The Dallas Jewish community came together at the JCC to celebrate Israel’s 62nd year of independence. The event was planned by a committee comprising representatives from 30 Jewish organizations in Greater Dallas. The Jewish Federation of Greater Dallas provided generous funding for the festivities.

Close to 2000 people participated in activities on the JCC campus. The warm, sunny afternoon allowed wonderful outdoor as well as indoor activities. Attendees were fortunate to have authentic Israeli entertainment. Bein Hametarim, a musical ensemble from Akko, our partnership region in Israel, performed on the plaza in front of the J while community members danced, sang and waved flags in time with the music. As people moved to the music, they feasted on falafel and pizza. Activities for the kids included bounce houses, carnival games, arts and crafts, face painting and a petting zoo. All ages walked the Big Map of Israel, put notes into the Western Wall and had their pictures taken by Gladtower Productions with a backdrop of Israel; everyone loved posing in an Israeli army Jeep. Wonderful mitzvah projects as well as learning opportunities were available.

This was an incredible community event from beginning to end. An amazing committee with representatives from all Dallas Jewish organizations was led by Event Chairs Stacey and Doug Baer, Sue Ellen and A.J. Rosmarin and Bonnie and Jeff Whitman. The community thanks the chairs and their committee.

Beth Torah Preschool: Israeli for a day

The children of Congregation Beth Torah Preschool celebrated a spirited schoolwide Yom HaAtzmaut program as they became Israeli in their imaginations. These junior archaeologists went digging for exciting treasures buried in the school playground — glitzy, shiny “historical and ritual” items were found and marveled over. The children dug and dug, putting all their little items in baggies and learning the significance of each treasure. Larger objects were placed near a beautiful representation of the Temple. The ancient Temple seemed really ancient to the youngsters, who typically think being 10 years of age is very old.

To observe the holiday, the children made a great birthday cake for Israel’s birthday. The 4-year-old class painted pillowcases with the Israeli flag and then wore them so they themselves “became” the flag. Swaying in the breeze, over a hundred “flags” sang and danced on the playground.

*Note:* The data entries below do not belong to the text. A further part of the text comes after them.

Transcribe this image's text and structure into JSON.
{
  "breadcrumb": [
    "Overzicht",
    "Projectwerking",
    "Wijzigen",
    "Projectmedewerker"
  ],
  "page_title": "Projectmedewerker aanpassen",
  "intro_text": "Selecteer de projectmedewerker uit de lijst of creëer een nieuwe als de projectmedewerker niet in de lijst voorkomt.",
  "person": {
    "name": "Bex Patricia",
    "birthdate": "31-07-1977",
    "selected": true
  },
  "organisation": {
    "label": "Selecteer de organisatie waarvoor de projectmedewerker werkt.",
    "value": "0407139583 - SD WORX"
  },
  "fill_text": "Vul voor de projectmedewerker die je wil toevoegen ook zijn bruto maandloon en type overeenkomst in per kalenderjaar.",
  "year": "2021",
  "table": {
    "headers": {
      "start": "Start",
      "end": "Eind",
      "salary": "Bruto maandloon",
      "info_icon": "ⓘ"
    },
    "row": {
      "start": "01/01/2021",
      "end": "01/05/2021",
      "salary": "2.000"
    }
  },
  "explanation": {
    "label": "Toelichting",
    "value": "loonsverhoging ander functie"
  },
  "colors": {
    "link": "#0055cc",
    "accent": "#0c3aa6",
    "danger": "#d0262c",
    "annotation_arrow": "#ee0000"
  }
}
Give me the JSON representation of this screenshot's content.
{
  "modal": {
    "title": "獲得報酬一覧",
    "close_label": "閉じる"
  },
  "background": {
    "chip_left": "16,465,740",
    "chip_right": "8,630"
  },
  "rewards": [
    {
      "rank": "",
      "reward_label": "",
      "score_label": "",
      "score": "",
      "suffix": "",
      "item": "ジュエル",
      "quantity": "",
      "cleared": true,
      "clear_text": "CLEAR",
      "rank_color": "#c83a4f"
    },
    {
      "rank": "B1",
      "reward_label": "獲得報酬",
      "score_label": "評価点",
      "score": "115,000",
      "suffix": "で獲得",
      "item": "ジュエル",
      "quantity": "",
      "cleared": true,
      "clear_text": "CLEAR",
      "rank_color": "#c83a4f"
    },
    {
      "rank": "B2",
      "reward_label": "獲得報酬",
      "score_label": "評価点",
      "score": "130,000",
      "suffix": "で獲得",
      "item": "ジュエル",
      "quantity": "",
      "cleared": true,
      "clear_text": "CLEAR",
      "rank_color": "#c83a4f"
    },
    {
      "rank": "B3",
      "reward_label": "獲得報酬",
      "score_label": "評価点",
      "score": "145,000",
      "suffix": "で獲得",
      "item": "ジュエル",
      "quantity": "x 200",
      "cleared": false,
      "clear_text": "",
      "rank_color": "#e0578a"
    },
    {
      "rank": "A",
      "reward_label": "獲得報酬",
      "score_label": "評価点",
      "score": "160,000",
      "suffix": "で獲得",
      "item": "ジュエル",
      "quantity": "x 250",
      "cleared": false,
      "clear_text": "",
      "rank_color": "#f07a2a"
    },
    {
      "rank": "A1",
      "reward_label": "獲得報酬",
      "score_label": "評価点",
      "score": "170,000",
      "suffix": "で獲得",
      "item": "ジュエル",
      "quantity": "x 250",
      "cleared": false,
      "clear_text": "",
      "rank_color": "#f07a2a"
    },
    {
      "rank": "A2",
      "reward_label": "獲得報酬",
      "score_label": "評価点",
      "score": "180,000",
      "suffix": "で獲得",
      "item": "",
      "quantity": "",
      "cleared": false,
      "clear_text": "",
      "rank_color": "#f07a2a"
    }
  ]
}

Esther Cohen, preschool director, said, “All the children experienced and embodied the unique special relationship that we have with the state of Israel. It is vital that this connection be established at a young age and nourished over the years. We at Congregation Beth Torah do our part to see that our children carry the seeds of identification with, and support of, our Jewish homeland. The children love these experiences as they are enriched by them.”

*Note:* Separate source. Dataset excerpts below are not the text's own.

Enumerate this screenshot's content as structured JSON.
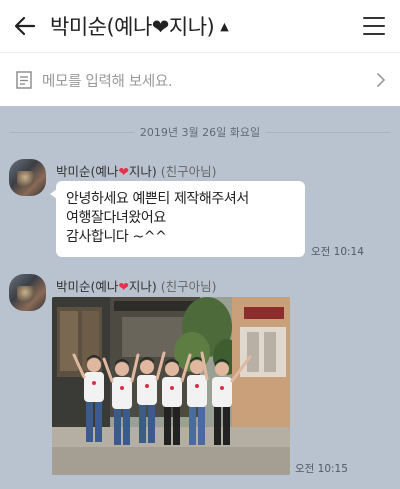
{
  "header": {
    "title": "박미순(예나❤지나)",
    "caret": "▲",
    "back_icon": "arrow-left-icon",
    "menu_icon": "hamburger-menu-icon"
  },
  "memo": {
    "placeholder": "메모를 입력해 보세요.",
    "icon": "note-icon",
    "arrow_icon": "chevron-right-icon"
  },
  "chat": {
    "background": "#b9c3cf",
    "date_divider": "2019년 3월 26일 화요일",
    "messages": [
      {
        "sender_prefix": "박미순(예나",
        "sender_heart": "❤",
        "sender_suffix": "지나)",
        "sender_tag": "(친구아님)",
        "type": "text",
        "lines": [
          "안녕하세요 예쁜티 제작해주셔서",
          "여행잘다녀왔어요",
          "감사합니다 ~^^"
        ],
        "time": "오전 10:14"
      },
      {
        "sender_prefix": "박미순(예나",
        "sender_heart": "❤",
        "sender_suffix": "지나)",
        "sender_tag": "(친구아님)",
        "type": "photo",
        "time": "오전 10:15"
      }
    ]
  }
}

Registration applications for the preschool summer program and for the fall school year are now being accepted. For further information, please contact Esther Cohen at 972-234-1542. Congregation Beth Torah is located at 720 Lookout Drive, Richardson 75080.

Akiba Academy: A parade for all ages

Akiba Academy held a parade and had a blue-and-white spirit day.

The TJP wishes to thank community reporters from Akiba, Beth Torah and the JCC for sending in pictures of their Yom HaAtzmaut celebrations. If you would like us to post your Yom HaAtzmaut photos online, e-mail them to sharonw@texasjewishpost.com.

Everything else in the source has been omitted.